— Знаешь, я все-таки не могу их понять, — сказала она через несколько минут, когда и я уже почти успокоился, лег на спину, закинул руки за голову, под затылок, и она примостилась щекой где-то между моей грудью и животом, положила, закинула на меня маленькую и легкую ногу, гладя подошвой мои ступни. — Я не могу понять этого маниакального в них, этого стремления мстить за что-то даже во вред себе, этого чувства обиженности и ущемленности.
— Бешеные они, а не сумасшедшие, — сказал я, потянулся, стараясь не беспокоить ее, взял сигарету, закурил, отогнал дым, поплывший светлым облачком в редеющей темноте в сторону ее лица. — Бешеные собаки.

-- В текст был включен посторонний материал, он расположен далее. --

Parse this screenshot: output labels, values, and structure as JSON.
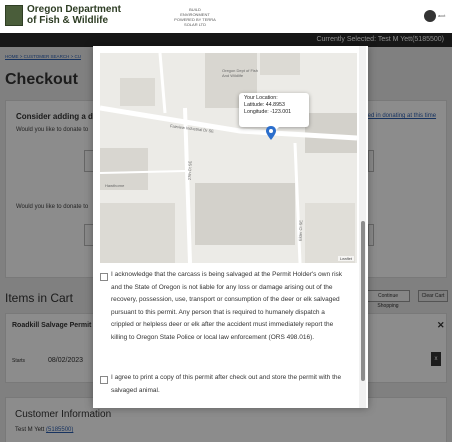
{
  "header": {
    "brand_line1": "Oregon Department",
    "brand_line2": "of Fish & Wildlife",
    "build_line1": "BUILD",
    "build_line2": "ENVIRONMENT",
    "build_line3": "POWERED BY TERRA SOLAR LTD",
    "user_label": "acct"
  },
  "selection_bar": {
    "text": "Currently Selected:   Test M Yett(5185500)"
  },
  "breadcrumb": {
    "home": "HOME",
    "sep": " > ",
    "customer_search": "CUSTOMER SEARCH",
    "sep2": " > ",
    "cu": "CU"
  },
  "page": {
    "title": "Checkout"
  },
  "donate": {
    "heading": "Consider adding a do",
    "line1": "Would you like to donate to",
    "line2": "Would you like to donate to",
    "side_link": "ted in donating at this time"
  },
  "cart": {
    "title": "Items in Cart",
    "continue_label": "Continue Shopping",
    "clear_label": "Clear Cart",
    "item_name": "Roadkill Salvage Permit",
    "starts_label": "Starts",
    "starts_value": "08/02/2023",
    "close_glyph": "✕",
    "remove_glyph": "x"
  },
  "customer": {
    "title": "Customer Information",
    "name": "Test M Yett",
    "id": "(5185500)"
  },
  "modal": {
    "popup_title": "Your Location:",
    "latitude_label": "Latitude: 44.8953",
    "longitude_label": "Longitude: -123.001",
    "leaflet": "Leaflet",
    "map_labels": {
      "odfw": "Oregon Dept of Fish And Wildlife",
      "road": "Fairview Industrial Dr SE",
      "street1": "27th Ct SE",
      "street2": "Hawthorne",
      "street3": "Bobby's Brewhouse",
      "street4": "Hillsboro",
      "street5": "Robert",
      "street6": "Elder Ct SE"
    },
    "ack1": "I acknowledge that the carcass is being salvaged at the Permit Holder's own risk and the State of Oregon is not liable for any loss or damage arising out of the recovery, possession, use, transport or consumption of the deer or elk salvaged pursuant to this permit. Any person that is required to humanely dispatch a crippled or helpless deer or elk after the accident must immediately report the killing to Oregon State Police or local law enforcement (ORS 498.016).",
    "ack2": "I agree to print a copy of this permit after check out and store the permit with the salvaged animal."
  },
  "colors": {
    "brand": "#2e3d24",
    "bar": "#2a2a2a",
    "link": "#2a5db0",
    "pin": "#2b6ecc"
  }
}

И размышлять об их психологии — все равно, что размышлять о природе водобоязни, когда на тебя бежит бешеный пес, приближается морда в липкой, свисающей желтыми нитями слюне, чувствуется гнилое дыхание. Надо было сразу стрелять, а мы беседовали. Они же ведь были готовы убить нас всех. Если б не Гриша с Гариком… Хотя я согласен с тобой: сейчас и мне кажется, что это не идеология, а физиология…
Гриша и Гарик выстрелили одновременно, в то же мгновение и я поднял свой пистолет, левой рукой сильно толкнув ее, свалив на потрескавшиеся керамические плитки пола и падая сверху. Мои хранители планомерно опорожняли свои обоймы, в результате чего уже через несколько секунд все продолжалось в полной тьме, под сыплющимися сверху осколками ламп, только вспыхивала где-то в углу голубая дуга короткого замыкания. В ее вспышках возникали и исчезали как бы застывшие картинки, стоп- кадры из какого-то древнего боевика с перестрелкой в чикагском гараже.
Вот летит, почти горизонтально, Гарик…
Вот он уже лежит на сбитом с ног мужчине, а пулемет скользит, скользит по плиткам пола в сторону…
Вот катится по полу Гриша, падает, словно подрубленная под колени, красавица и взлетает вверх из ее руки револьвер…
Мужчина лежит вниз лицом, Гарик стягивает за спиной его локти своим шарфом…
Красавица сидит на полу, утирая кровь, текущую по лицу от ссадины на скуле, а Гриша возится в углу, возле рубильника…
Когда загорелись две случайно уцелевшие лампочки, первое, что я увидел, были светлые глаза женщины в замшевом костюме, полные безнадежной ненависти.
— Идите к ним, — сказал я, поведя пистолетом в сторону усмиренных, — идите к своим друзьям…
— Будьте вы прокляты, — прошептала женщина и плюнула мне под ноги, — будьте вы прокляты, вечные победители, супермены, шлюхи, — женщина посмотрела на нее, — ничтожества…
— Миша, дайте даме поджопник, — гулко крикнул Гриша, — чтобы она не выступала, а уже вела себя! И давайте поговорим с этими мишигинер о дальнейшей жизни.
— …Это не Россия, это не русские, и только в одном проявляется наша национальная традиция: в строительстве царства скуки мы дошли до края. Как всегда, мы переняли западные идеи поздно и довели их до абсурда тогда, когда весь европейский и американский мир уже был ими сыт по горло и начал жить по- новому, драматическая история, история, полная трагедий, катастроф, конфликтов раскручивает там новый виток, а наша ожиревшая, дряхлая власть держит русское общество в болоте тупого, сытого обывательства. Это — преступление перед народом, перед отечественной историей, и мне было бы стыдно, если бы я приняла уничтожение человеческой души молча.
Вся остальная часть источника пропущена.